The PTX-loaded micelles were synthesized and characterized in vitro and in vivo that the size, appearance, stability and sensitivity to different pH were demonstrated. On benefit of suitable particle size and sensitivity to acidic environment, we proved that PTX-loaded micelles could target solid cancer after intravenously injected into tumor-bearing mice and release PTX when they entered the cells. The anticancer ability of paclitaxel was enhanced both in vitro and in vivo when it was encapsulated in micelles prepared by PEG-TPP. [Display omitted] We synthesized PEG-TPP as carrier to encapsulate paclitaxel (PTX) in the form of micelles to overcome its water-solubility problem. PTX-loaded micelles possess a-week stability and appropriate particle size (152.1 ± 1.2 nm) which is beneficial for enhanced permeability and retention (EPR) effect. Strong pH dependence of PTX releasing from micelles is verified by in vitro release study. At cellular level, PTX-loaded micelles can target mitochondria effectively which may results a better cytotoxicity of micelles (especially IC50 = 0.123 ± 0.035 μmol/L of micelles and 0.298 ± 0.067 μmol/L of PTX alone on MCF-7 cells).

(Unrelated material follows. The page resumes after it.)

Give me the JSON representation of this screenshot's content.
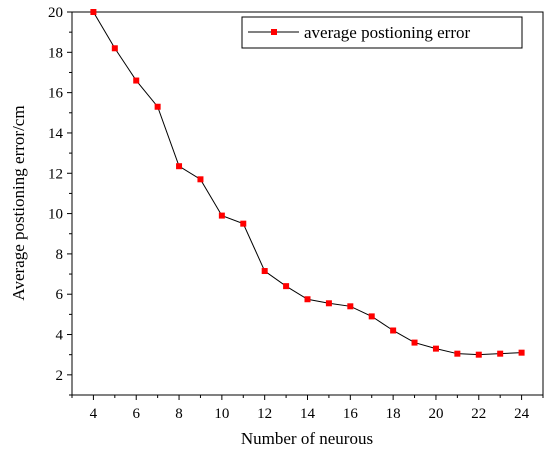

The fluorescence distributions of both isolated and sliced organs show that the micelles can effectively target tumors. Moreover, we further prove the enhanced therapeutic effects of micelles in tumor-bearing mice comparing with PTX alone. The results show that the biodegradable drug delivery system prepared by PEG-TPP can overcome the poor solubility of paclitaxel and improve its tumor targeting and antitumor activity.